Last week, Warwick High School students participated in a stream study field trip that took them all across Lititz. During the study, students tested the physical, chemical and biological characteristics of Lititz Run and few of its tributaries at eight to nine different testing sites. The physical tests included air and water temperatures as well as stream flow rate and turbidity. The chemical tests included pH, dissolved oxygen, total dissolved solids, nitrate levels, phosphate levels, and water hardness as measured by calcium ion concentration. The biological tests included sampling and counting macroinvertebrates.
Warwick High School partners with the watershed coordinator for the Lancaster County Conservation District to share the data with the Lititz Run Watershed Alliance — an organization that has worked hard to improve the water quality of Lititz Run. Improving water quality is a long and slow process, but the data that the students collect allows them to quantify and track small and steady changes over the years.
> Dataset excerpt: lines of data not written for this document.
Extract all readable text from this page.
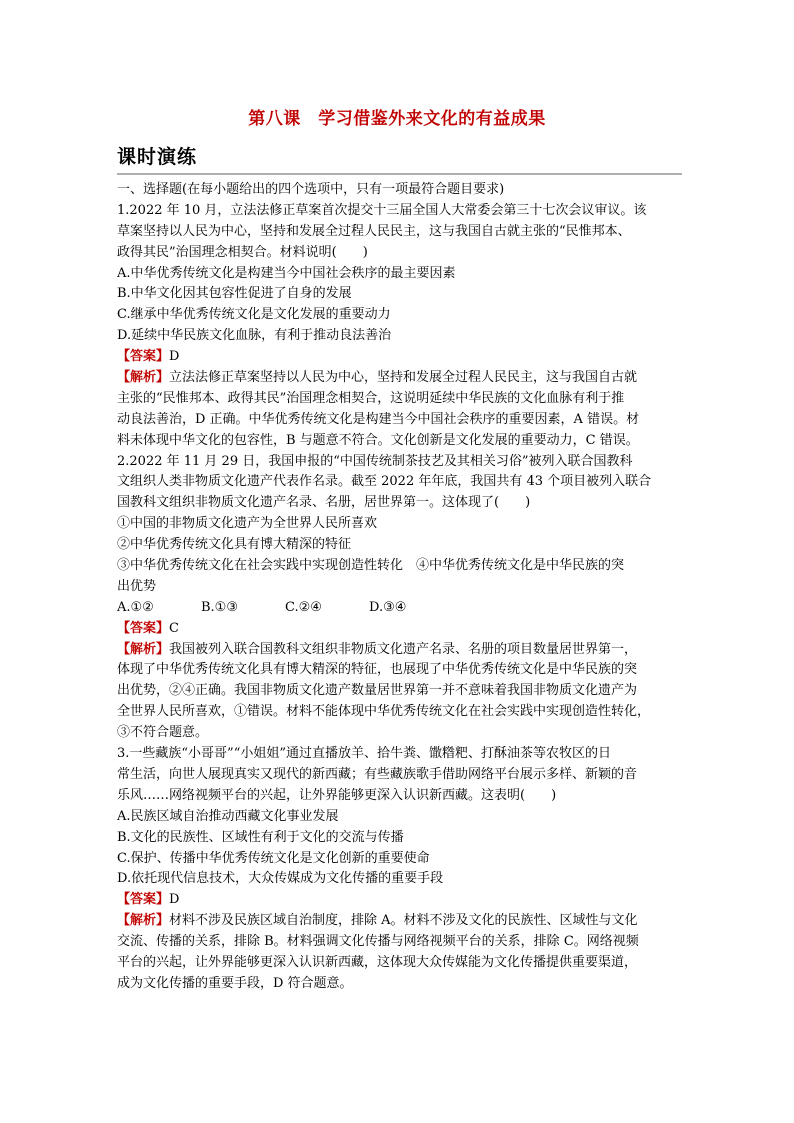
第八课　学习借鉴外来文化的有益成果
课时演练
一、选择题(在每小题给出的四个选项中，只有一项最符合题目要求)
1.2022 年 10 月，立法法修正草案首次提交十三届全国人大常委会第三十七次会议审议。该
草案坚持以人民为中心，坚持和发展全过程人民民主，这与我国自古就主张的“民惟邦本、
政得其民”治国理念相契合。材料说明(　　)
A.中华优秀传统文化是构建当今中国社会秩序的最主要因素
B.中华文化因其包容性促进了自身的发展
C.继承中华优秀传统文化是文化发展的重要动力
D.延续中华民族文化血脉，有利于推动良法善治
【答案】D
【解析】立法法修正草案坚持以人民为中心，坚持和发展全过程人民民主，这与我国自古就
主张的“民惟邦本、政得其民”治国理念相契合，这说明延续中华民族的文化血脉有利于推
动良法善治，D 正确。中华优秀传统文化是构建当今中国社会秩序的重要因素，A 错误。材
料未体现中华文化的包容性，B 与题意不符合。文化创新是文化发展的重要动力，C 错误。
2.2022 年 11 月 29 日，我国申报的“中国传统制茶技艺及其相关习俗”被列入联合国教科
文组织人类非物质文化遗产代表作名录。截至 2022 年年底，我国共有 43 个项目被列入联合
国教科文组织非物质文化遗产名录、名册，居世界第一。这体现了(　　)
①中国的非物质文化遗产为全世界人民所喜欢
②中华优秀传统文化具有博大精深的特征
③中华优秀传统文化在社会实践中实现创造性转化　④中华优秀传统文化是中华民族的突
出优势
A.①②	B.①③	C.②④	D.③④
【答案】C
【解析】我国被列入联合国教科文组织非物质文化遗产名录、名册的项目数量居世界第一，
体现了中华优秀传统文化具有博大精深的特征，也展现了中华优秀传统文化是中华民族的突
出优势，②④正确。我国非物质文化遗产数量居世界第一并不意味着我国非物质文化遗产为
全世界人民所喜欢，①错误。材料不能体现中华优秀传统文化在社会实践中实现创造性转化，
③不符合题意。
3.一些藏族“小哥哥”“小姐姐”通过直播放羊、拾牛粪、馓糌粑、打酥油茶等农牧区的日
常生活，向世人展现真实又现代的新西藏；有些藏族歌手借助网络平台展示多样、新颖的音
乐风……网络视频平台的兴起，让外界能够更深入认识新西藏。这表明(　　)
A.民族区域自治推动西藏文化事业发展
B.文化的民族性、区域性有利于文化的交流与传播
C.保护、传播中华优秀传统文化是文化创新的重要使命
D.依托现代信息技术，大众传媒成为文化传播的重要手段
【答案】D
【解析】材料不涉及民族区域自治制度，排除 A。材料不涉及文化的民族性、区域性与文化
交流、传播的关系，排除 B。材料强调文化传播与网络视频平台的关系，排除 C。网络视频
平台的兴起，让外界能够更深入认识新西藏，这体现大众传媒能为文化传播提供重要渠道，
成为文化传播的重要手段，D 符合题意。
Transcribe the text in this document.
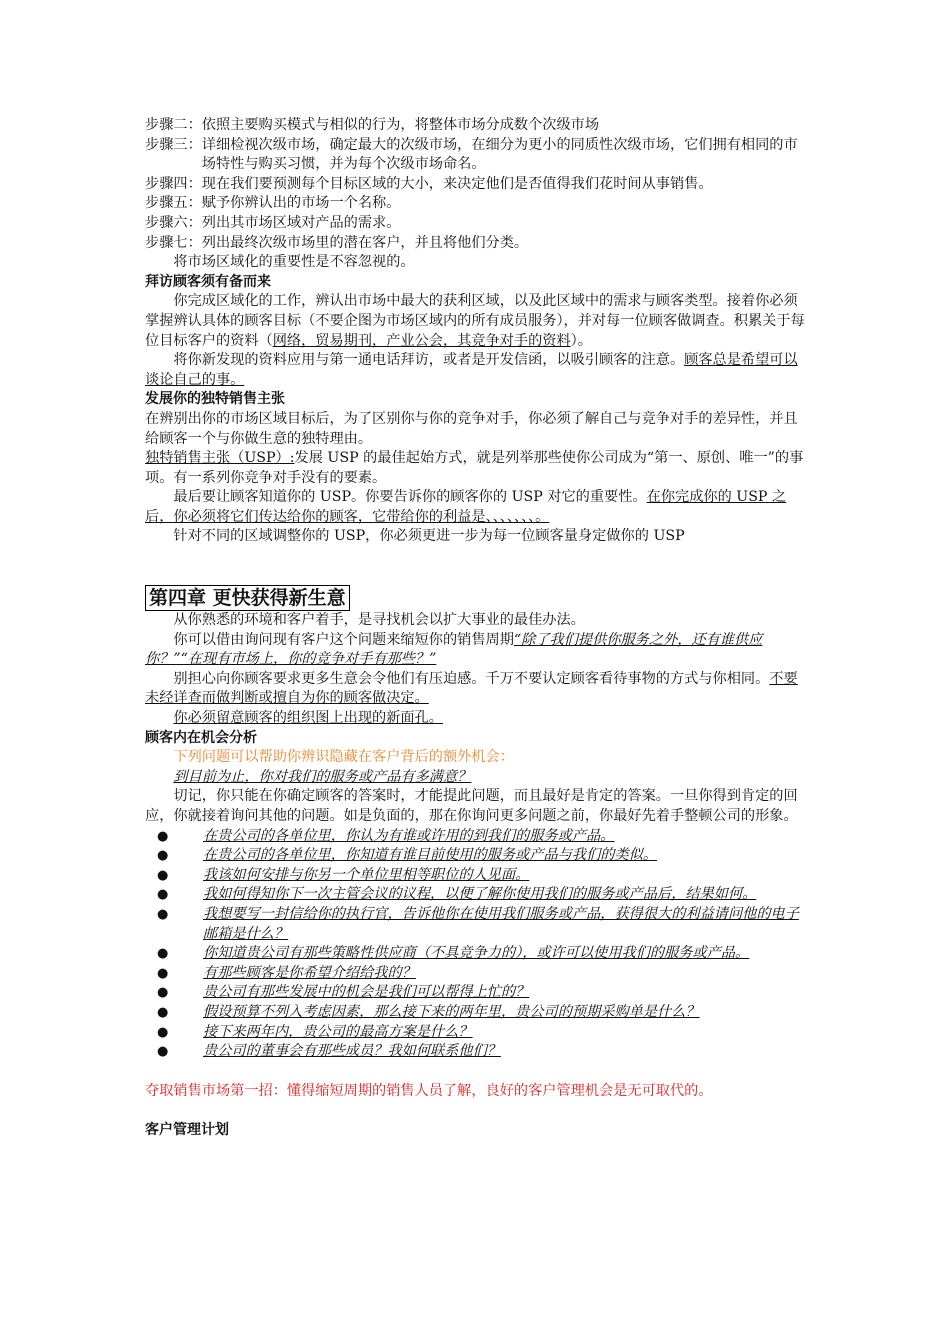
步骤二： 依照主要购买模式与相似的行为，将整体市场分成数个次级市场
步骤三： 详细检视次级市场，确定最大的次级市场，在细分为更小的同质性次级市场，它们拥有相同的市场特性与购买习惯，并为每个次级市场命名。
步骤四： 现在我们要预测每个目标区域的大小，来决定他们是否值得我们花时间从事销售。
步骤五： 赋予你辨认出的市场一个名称。
步骤六： 列出其市场区域对产品的需求。
步骤七： 列出最终次级市场里的潜在客户，并且将他们分类。

将市场区域化的重要性是不容忽视的。

拜访顾客须有备而来

你完成区域化的工作，辨认出市场中最大的获利区域，以及此区域中的需求与顾客类型。接着你必须掌握辨认具体的顾客目标（不要企图为市场区域内的所有成员服务），并对每一位顾客做调查。积累关于每位目标客户的资料（网络，贸易期刊，产业公会，其竞争对手的资料）。

将你新发现的资料应用与第一通电话拜访，或者是开发信函，以吸引顾客的注意。顾客总是希望可以谈论自己的事。

发展你的独特销售主张

在辨别出你的市场区域目标后，为了区别你与你的竞争对手，你必须了解自己与竞争对手的差异性，并且给顾客一个与你做生意的独特理由。

独特销售主张（USP）:发展 USP 的最佳起始方式，就是列举那些使你公司成为“第一、原创、唯一”的事项。有一系列你竞争对手没有的要素。

最后要让顾客知道你的 USP。你要告诉你的顾客你的 USP 对它的重要性。在你完成你的 USP 之后，你必须将它们传达给你的顾客，它带给你的利益是、、、、、、、。

针对不同的区域调整你的 USP，你必须更进一步为每一位顾客量身定做你的 USP

第四章 更快获得新生意

从你熟悉的环境和客户着手，是寻找机会以扩大事业的最佳办法。

你可以借由询问现有客户这个问题来缩短你的销售周期“除了我们提供你服务之外，还有谁供应你？”“在现有市场上，你的竞争对手有那些？”

别担心向你顾客要求更多生意会令他们有压迫感。千万不要认定顾客看待事物的方式与你相同。不要未经详查而做判断或擅自为你的顾客做决定。

你必须留意顾客的组织图上出现的新面孔。

顾客内在机会分析

下列问题可以帮助你辨识隐藏在客户背后的额外机会：

到目前为止，你对我们的服务或产品有多满意？

切记，你只能在你确定顾客的答案时，才能提此问题，而且最好是肯定的答案。一旦你得到肯定的回应，你就接着询问其他的问题。如是负面的，那在你询问更多问题之前，你最好先着手整顿公司的形象。

●	在贵公司的各单位里，你认为有谁或许用的到我们的服务或产品。
●	在贵公司的各单位里，你知道有谁目前使用的服务或产品与我们的类似。
●	我该如何安排与你另一个单位里相等职位的人见面。
●	我如何得知你下一次主管会议的议程，以便了解你使用我们的服务或产品后，结果如何。
●	我想要写一封信给你的执行官，告诉他你在使用我们服务或产品，获得很大的利益请问他的电子邮箱是什么？
●	你知道贵公司有那些策略性供应商（不具竞争力的），或许可以使用我们的服务或产品。
●	有那些顾客是你希望介绍给我的？
●	贵公司有那些发展中的机会是我们可以帮得上忙的？
●	假设预算不列入考虑因素，那么接下来的两年里，贵公司的预期采购单是什么？
●	接下来两年内，贵公司的最高方案是什么？
●	贵公司的董事会有那些成员？我如何联系他们？

夺取销售市场第一招：懂得缩短周期的销售人员了解，良好的客户管理机会是无可取代的。

客户管理计划
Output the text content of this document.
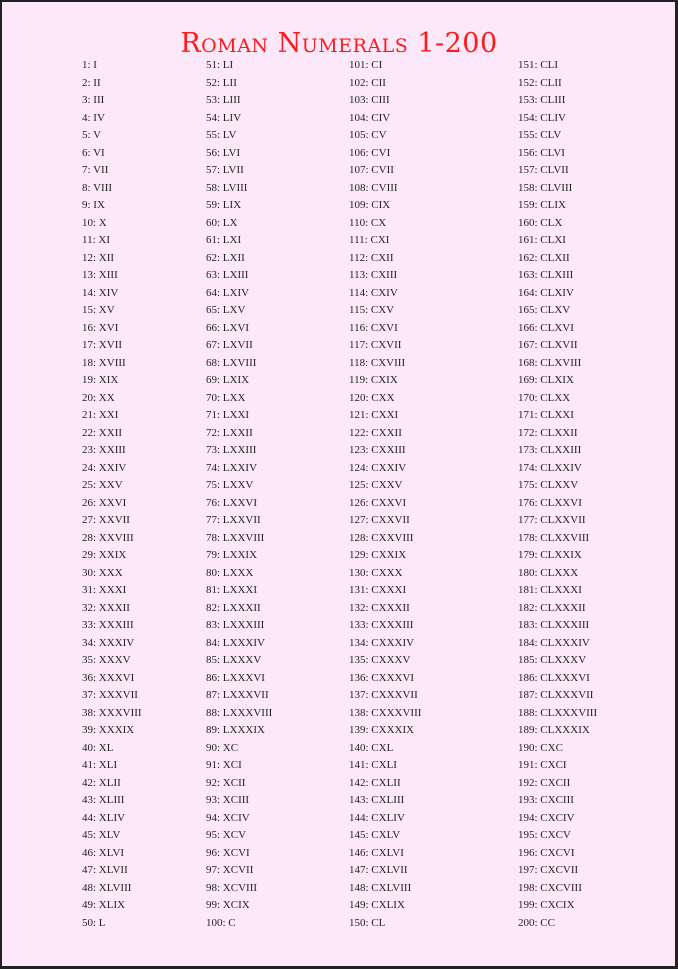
Roman Numerals 1-200
1: I
2: II
3: III
4: IV
5: V
6: VI
7: VII
8: VIII
9: IX
10: X
11: XI
12: XII
13: XIII
14: XIV
15: XV
16: XVI
17: XVII
18: XVIII
19: XIX
20: XX
21: XXI
22: XXII
23: XXIII
24: XXIV
25: XXV
26: XXVI
27: XXVII
28: XXVIII
29: XXIX
30: XXX
31: XXXI
32: XXXII
33: XXXIII
34: XXXIV
35: XXXV
36: XXXVI
37: XXXVII
38: XXXVIII
39: XXXIX
40: XL
41: XLI
42: XLII
43: XLIII
44: XLIV
45: XLV
46: XLVI
47: XLVII
48: XLVIII
49: XLIX
50: L
51: LI
52: LII
53: LIII
54: LIV
55: LV
56: LVI
57: LVII
58: LVIII
59: LIX
60: LX
61: LXI
62: LXII
63: LXIII
64: LXIV
65: LXV
66: LXVI
67: LXVII
68: LXVIII
69: LXIX
70: LXX
71: LXXI
72: LXXII
73: LXXIII
74: LXXIV
75: LXXV
76: LXXVI
77: LXXVII
78: LXXVIII
79: LXXIX
80: LXXX
81: LXXXI
82: LXXXII
83: LXXXIII
84: LXXXIV
85: LXXXV
86: LXXXVI
87: LXXXVII
88: LXXXVIII
89: LXXXIX
90: XC
91: XCI
92: XCII
93: XCIII
94: XCIV
95: XCV
96: XCVI
97: XCVII
98: XCVIII
99: XCIX
100: C
101: CI
102: CII
103: CIII
104: CIV
105: CV
106: CVI
107: CVII
108: CVIII
109: CIX
110: CX
111: CXI
112: CXII
113: CXIII
114: CXIV
115: CXV
116: CXVI
117: CXVII
118: CXVIII
119: CXIX
120: CXX
121: CXXI
122: CXXII
123: CXXIII
124: CXXIV
125: CXXV
126: CXXVI
127: CXXVII
128: CXXVIII
129: CXXIX
130: CXXX
131: CXXXI
132: CXXXII
133: CXXXIII
134: CXXXIV
135: CXXXV
136: CXXXVI
137: CXXXVII
138: CXXXVIII
139: CXXXIX
140: CXL
141: CXLI
142: CXLII
143: CXLIII
144: CXLIV
145: CXLV
146: CXLVI
147: CXLVII
148: CXLVIII
149: CXLIX
150: CL
151: CLI
152: CLII
153: CLIII
154: CLIV
155: CLV
156: CLVI
157: CLVII
158: CLVIII
159: CLIX
160: CLX
161: CLXI
162: CLXII
163: CLXIII
164: CLXIV
165: CLXV
166: CLXVI
167: CLXVII
168: CLXVIII
169: CLXIX
170: CLXX
171: CLXXI
172: CLXXII
173: CLXXIII
174: CLXXIV
175: CLXXV
176: CLXXVI
177: CLXXVII
178: CLXXVIII
179: CLXXIX
180: CLXXX
181: CLXXXI
182: CLXXXII
183: CLXXXIII
184: CLXXXIV
185: CLXXXV
186: CLXXXVI
187: CLXXXVII
188: CLXXXVIII
189: CLXXXIX
190: CXC
191: CXCI
192: CXCII
193: CXCIII
194: CXCIV
195: CXCV
196: CXCVI
197: CXCVII
198: CXCVIII
199: CXCIX
200: CC
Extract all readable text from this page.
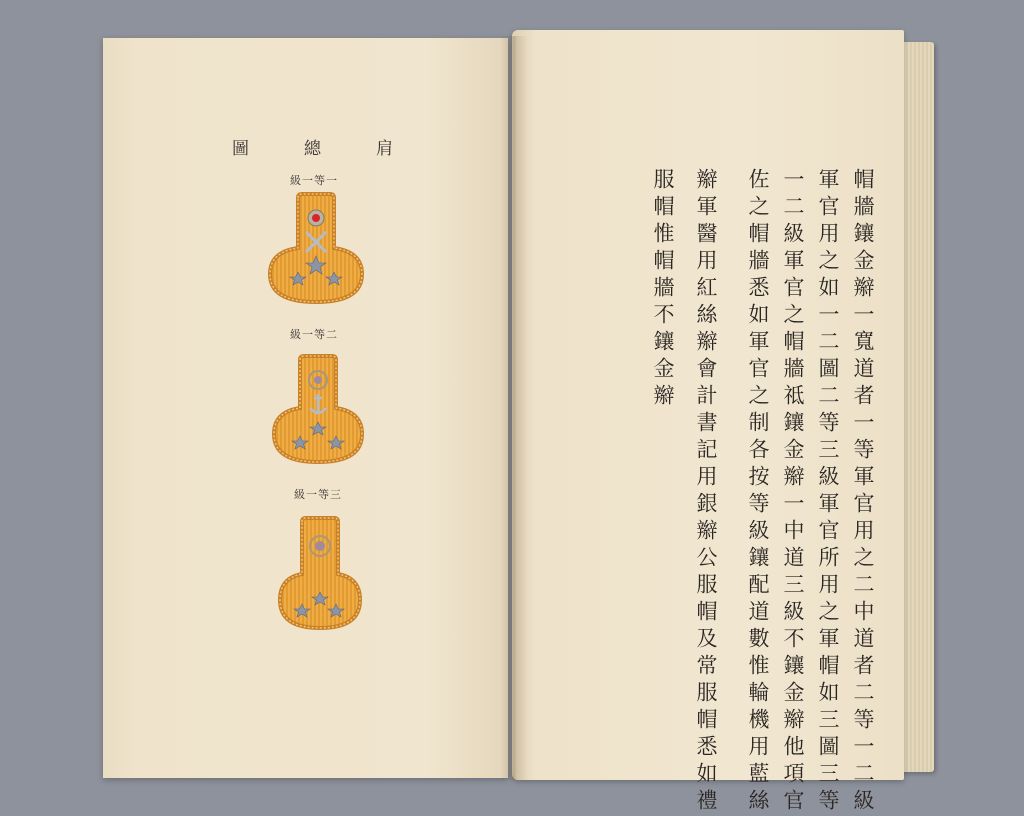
圖	總	肩
級一等一
級一等二
級一等三	帽牆鑲金辮一寬道者一等軍官用之二中道者二等一二級
軍官用之如一二圖二等三級軍官所用之軍帽如三圖三等
一二級軍官之帽牆祗鑲金辮一中道三級不鑲金辮他項官
佐之帽牆悉如軍官之制各按等級鑲配道數惟輪機用藍絲
辮軍醫用紅絲辮會計書記用銀辮公服帽及常服帽悉如禮
服帽惟帽牆不鑲金辮
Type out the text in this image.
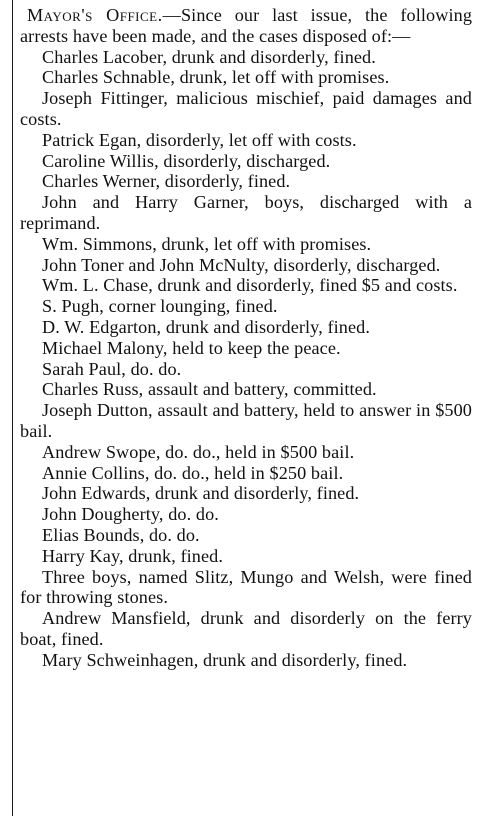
Mayor's Office.—Since our last issue, the following arrests have been made, and the cases disposed of:—

Charles Lacober, drunk and disorderly, fined.

Charles Schnable, drunk, let off with promises.

Joseph Fittinger, malicious mischief, paid damages and costs.

Patrick Egan, disorderly, let off with costs.

Caroline Willis, disorderly, discharged.

Charles Werner, disorderly, fined.

John and Harry Garner, boys, discharged with a reprimand.

Wm. Simmons, drunk, let off with promises.

John Toner and John McNulty, disorderly, discharged.

Wm. L. Chase, drunk and disorderly, fined $5 and costs.

S. Pugh, corner lounging, fined.

D. W. Edgarton, drunk and disorderly, fined.

Michael Malony, held to keep the peace.

Sarah Paul, do. do.

Charles Russ, assault and battery, committed.

Joseph Dutton, assault and battery, held to answer in $500 bail.

Andrew Swope, do. do., held in $500 bail.

Annie Collins, do. do., held in $250 bail.

John Edwards, drunk and disorderly, fined.

John Dougherty, do. do.

Elias Bounds, do. do.

Harry Kay, drunk, fined.

Three boys, named Slitz, Mungo and Welsh, were fined for throwing stones.

Andrew Mansfield, drunk and disorderly on the ferry boat, fined.

Mary Schweinhagen, drunk and disorderly, fined.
“Last Friday our students did a great job of working efficiently in small teams to learn how to use a variety of calculator-based probes as well as wet chemistry techniques in order to collect raw data at eight different sites. Some of the sites were quite muddy but the students enjoyed the day. I had several students ask me if they could participate in the trip again in the spring,” stated Mrs. Diana Griffiths, a science teacher at the high school.
Warwick High School’s stream study field trips take place biannually, once in the fall and once in the spring.